Inductive risk occurs whenever we have to accept or reject a hypothesis in the absence of certainty-conferring evidence. Suppose, for example, we have some inconclusive evidence for a hypothesis, H. Should we accept or reject H? Whether or not we should depends on our balance of inductive risks—on the importance we attach, in the ethical sense, of being right or wrong about H. In simple terms, if the risk of accepting H and being wrong outweighs the risk of rejecting H and being wrong, then we should reject H. But these risk are a function not only of the degree of belief we have in H, but also of negative utility we attach to each of those possibilities. In the appraisal of hypotheses about the safety of drugs, foods, and other consumables, these are sometimes called “consumer risk” (the risk of saying the item is safe and being wrong) and “producer risk” (the risk of saying the item is not safe and being wrong.)

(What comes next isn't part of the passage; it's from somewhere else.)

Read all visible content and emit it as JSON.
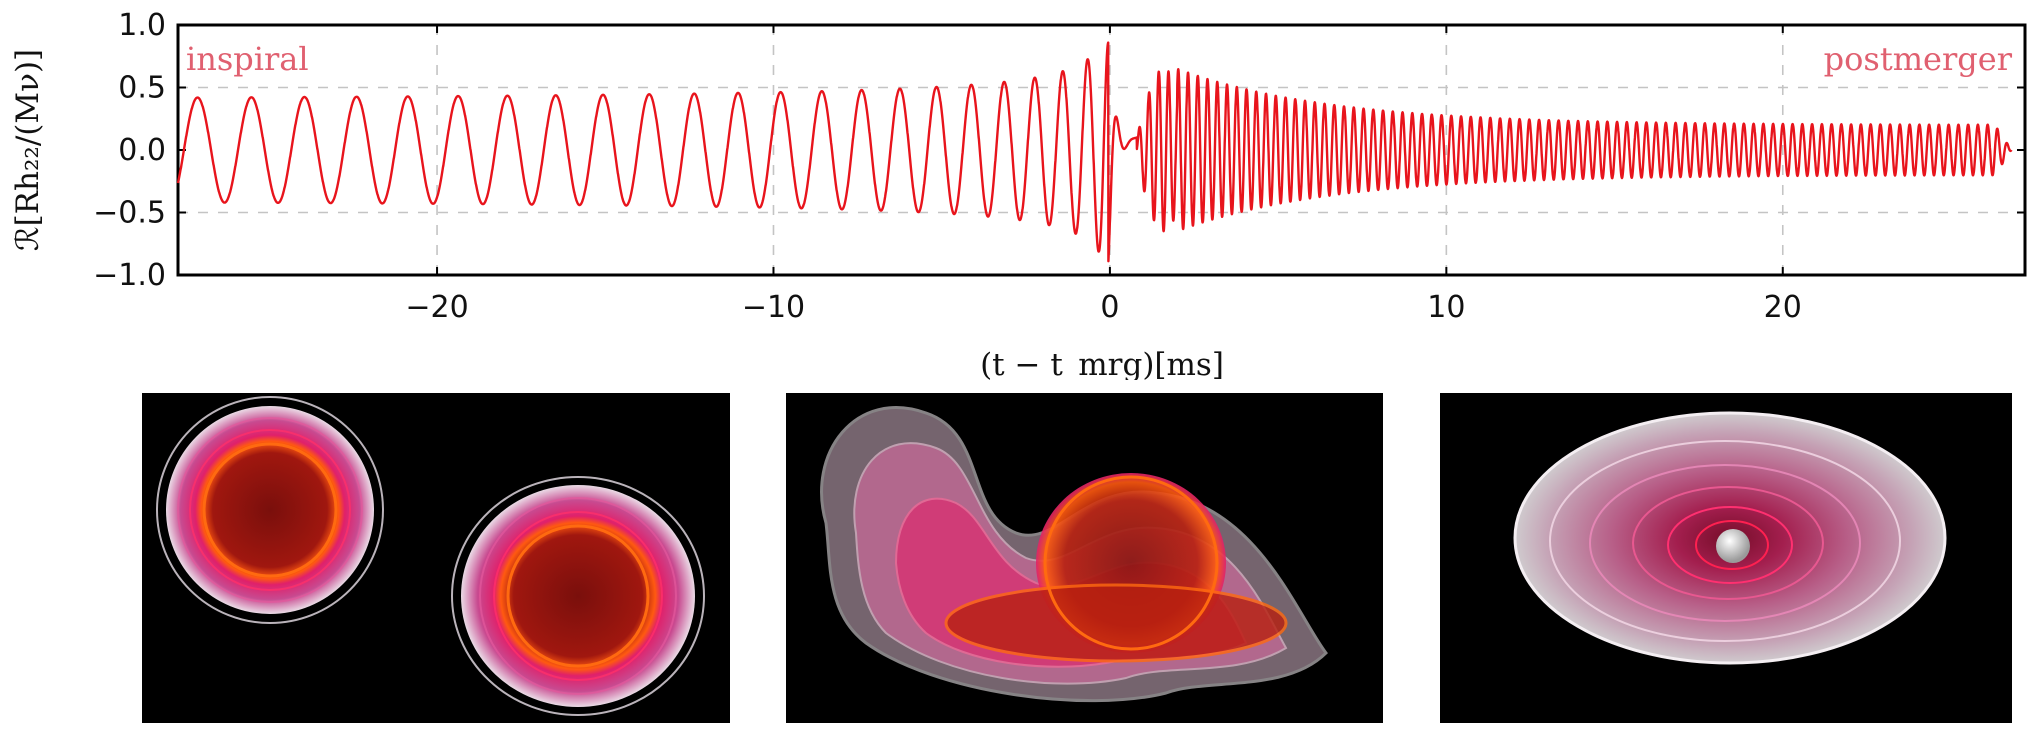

In recent work, the philosopher Heather Douglas brought this 1950s concept of inductive risk back to our attention, and added a new twist. She argued that it is not only in the appraisal of hypothesis that we engage in balances of inductive risk, but also in the choice of methods. Suppose I am investigating the hypothesis that substance X causes disease D in rats. I give an experimental group of rats a large dose of X and then perform biopsies to determine what percentage of them has disease D. But how do I perform the biopsy? Suppose that there are two staining techniques I could use; one of them is more sensitive and the other is more specific. That is, one produces more false positives and the other more false negatives. Which one should I choose? Douglas points out that which one I will choose will depend on my inductive risk profile. To the extent that I fear consumer risk, I will choose the stain with more false positives. And vice versa. But that, she points out, depends on my social and ethical values.

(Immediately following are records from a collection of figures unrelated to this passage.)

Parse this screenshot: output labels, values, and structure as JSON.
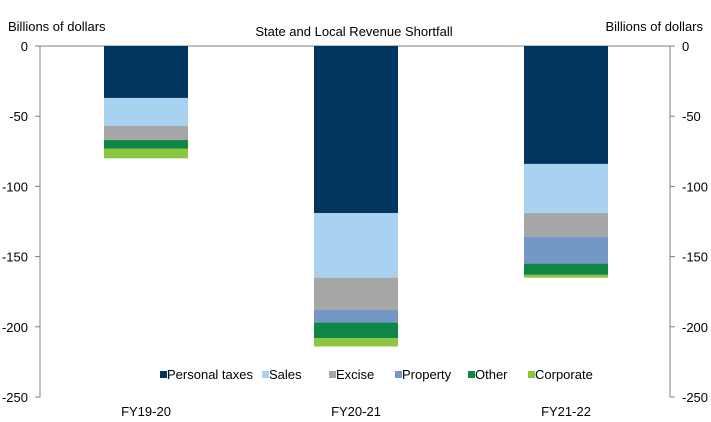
{
  "chart_data": {
    "type": "bar",
    "stacked": true,
    "title": "State and Local Revenue  Shortfall",
    "ylabel_left": "Billions of dollars",
    "ylabel_right": "Billions of dollars",
    "ylim": [
      -250,
      0
    ],
    "yticks": [
      0,
      -50,
      -100,
      -150,
      -200,
      -250
    ],
    "categories": [
      "FY19-20",
      "FY20-21",
      "FY21-22"
    ],
    "series": [
      {
        "name": "Personal taxes",
        "color": "#003660",
        "values": [
          -37,
          -119,
          -84
        ]
      },
      {
        "name": "Sales",
        "color": "#A9D2F0",
        "values": [
          -20,
          -46,
          -35
        ]
      },
      {
        "name": "Excise",
        "color": "#A6A6A6",
        "values": [
          -10,
          -23,
          -17
        ]
      },
      {
        "name": "Property",
        "color": "#7398C8",
        "values": [
          0,
          -9,
          -19
        ]
      },
      {
        "name": "Other",
        "color": "#108646",
        "values": [
          -6,
          -11,
          -8
        ]
      },
      {
        "name": "Corporate",
        "color": "#8CC63F",
        "values": [
          -7,
          -6,
          -2
        ]
      }
    ],
    "legend_position": "bottom-center",
    "grid": false
  }
}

In a subsequent paper, Torsten Wilholt argued that Douglas' insight gives rise to a puzzle: when is a choice of scientific methodology a case of bias? If no methodological choice can be justified in a value-free vacuum, then what is the difference between selecting a method on the basis of a choice of values that, say, leans more to the side of avoiding producer risk, and choosing one that it is outright biased in the favor of industry? Douglas' insights make this question more puzzling than it might have originally seemed. Wilholt offered a useful suggestion: a methodological choice counts as biased if it flouts an established, even if entirely conventional, methodological standard—in the absence of some adequate justification for doing so. Whether or not one accepts Wilholt's solution to this normative puzzle—as a descriptive claim about how distributions of inductive risk get settled, it strikes me as exactly right. Methodological standards are, qua conventions, encodings of the conventionally accepted, default balance of inductive risk between consumer and producer.

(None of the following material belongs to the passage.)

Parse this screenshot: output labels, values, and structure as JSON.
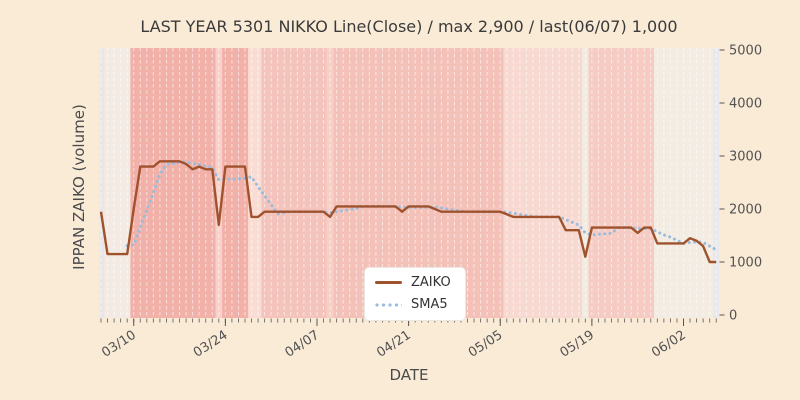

If you've skipped to the end for the punch line, it is this: we should be very careful about attempts by producers to set the agenda vis a vis conventional standards. And without getting bogged down in the particulars of the case Roberta blogged about (we can leave that for the other thread), we should be highly alarmed when there is even the appearance of a conflict of interest in play for someone who is exerting influence on the rigidification of a methodological standard for scientific experiments that test the safety of products that will come to market. I will leave it to others to decide if the article Roberta linked to makes the case that such an appearance exists in her case. But I smell something fishy. Two facts in particular contribute to the ichthyesque odor. The first is the appearance of a conflict of interest that arose when, right before issuing the retraction, the journal appointed a special editor with ties to Monsanto and a GMO-industry-funded group. The second is the focus, in the letter of retraction, on methodological features of the study, including the breed of animal used—a canonical sort of methodological choice that can move the bar of inductive risk in either direction.